UC San Diego, Division of Plastic Surgery.
J Craniofac Surg. 2023 Jun 1;34(4):1222-1225. doi: 10.1097/SCS.0000000000009227. Epub 2023 Mar 13.
There are multiple treatment options for unilateral lambdoid craniosynostosis (ULS) including open posterior cranial vault remodeling (OCVR) and distraction osteogenesis (DO). There is a paucity of data comparing these techniques in the treatment of ULS. This study compared the perioperative characteristics of these interventions for patients with ULS. An IRB-approved chart review was performed from January 1999 to November 2018 at a single institution. Inclusion criteria included the diagnosis of ULS, treatment with either OCVR or DO using a posterior rotational flap technique, and a minimum 1-year follow-up. Seventeen patients met the inclusion criteria (12 OCVR and 5 DO). Patients in each cohort were found to have a similar distribution in sex, age at the time of surgery, synostosis laterality, weight, and length of follow-up. There was no significant difference in mean estimated blood loss/kg, surgical time, or transfusion requirements between cohorts. Distraction osteogenesis patients had a longer mean hospital length of stay (3.4 +/- 0.6 d versus 2.0 +/- 0.6 d, P = 0.0004). All patients were admitted to the surgical ward postoperatively. In the OCVR cohort, complications included 1 dural tear, 1 surgical site infection, and 2 reoperations. In the DO cohort, 1 patient had a distraction site infection, treated with antibiotics. There was no significant difference in estimated blood loss, volume of blood transfusion, or surgical time between OCVR and DO. Patients who underwent OCVR had a higher incidence of postoperative complications and the need for reoperation. This data provides insight into the perioperative differences between OCVR and DO in patients with ULS.

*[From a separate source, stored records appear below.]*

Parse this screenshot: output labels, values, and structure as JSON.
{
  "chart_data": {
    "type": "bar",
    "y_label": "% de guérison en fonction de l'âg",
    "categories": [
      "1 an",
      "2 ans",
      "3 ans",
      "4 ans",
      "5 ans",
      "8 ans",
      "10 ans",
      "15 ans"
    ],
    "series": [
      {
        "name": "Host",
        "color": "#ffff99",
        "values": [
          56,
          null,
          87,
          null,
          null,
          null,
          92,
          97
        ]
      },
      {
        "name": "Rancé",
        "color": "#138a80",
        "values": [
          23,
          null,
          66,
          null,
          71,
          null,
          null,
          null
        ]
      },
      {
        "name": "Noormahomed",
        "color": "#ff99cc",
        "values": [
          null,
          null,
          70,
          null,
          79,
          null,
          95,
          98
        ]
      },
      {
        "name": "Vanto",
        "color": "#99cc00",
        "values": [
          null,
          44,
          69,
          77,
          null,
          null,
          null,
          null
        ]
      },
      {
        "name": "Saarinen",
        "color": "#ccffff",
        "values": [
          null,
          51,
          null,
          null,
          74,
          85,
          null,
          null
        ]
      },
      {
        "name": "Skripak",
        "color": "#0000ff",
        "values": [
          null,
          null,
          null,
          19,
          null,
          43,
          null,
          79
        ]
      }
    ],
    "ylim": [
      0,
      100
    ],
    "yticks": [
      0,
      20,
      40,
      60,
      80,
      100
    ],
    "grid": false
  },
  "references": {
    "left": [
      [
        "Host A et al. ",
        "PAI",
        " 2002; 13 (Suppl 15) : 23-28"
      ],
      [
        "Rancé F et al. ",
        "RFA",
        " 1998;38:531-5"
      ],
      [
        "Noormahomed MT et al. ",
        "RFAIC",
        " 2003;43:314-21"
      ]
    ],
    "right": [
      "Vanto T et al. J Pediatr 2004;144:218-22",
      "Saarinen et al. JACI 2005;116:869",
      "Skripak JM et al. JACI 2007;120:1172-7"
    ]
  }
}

单侧矢状缝早闭(ULS)有多种治疗选择,包括开放性颅后窝重建(OCVR)和牵引成骨术(DO)。对于这些技术在 ULS 治疗中的比较,数据相对较少。本研究比较了这些干预措施在治疗 ULS 患者中的围手术期特征。在一家机构进行了一项经过机构审查委员会批准的从 1999 年 1 月至 2018 年 11 月的图表回顾研究。纳入标准包括 ULS 的诊断、使用后旋转皮瓣技术进行 OCVR 或 DO 治疗,以及至少 1 年的随访。17 名患者符合纳入标准(12 例 OCVR 和 5 例 DO)。每个队列的患者在性别、手术时的年龄、颅缝偏侧性、体重和随访长度方面均有相似的分布。两组间的平均估计失血量/体重、手术时间或输血需求无显著差异。DO 患者的平均住院时间较长(3.4 +/- 0.6 d 比 2.0 +/- 0.6 d,P = 0.0004)。所有患者术后均被收入外科病房。OCVR 组的并发症包括 1 例硬脑膜撕裂、1 例手术部位感染和 2 例再次手术。DO 组 1 例患者发生牵张部位感染,经抗生素治疗。OCVR 和 DO 组间的估计失血量、输血量或手术时间无显著差异。行 OCVR 的患者术后并发症和再次手术的发生率较高。该数据提供了 ULS 患者 OCVR 和 DO 围手术期差异的见解。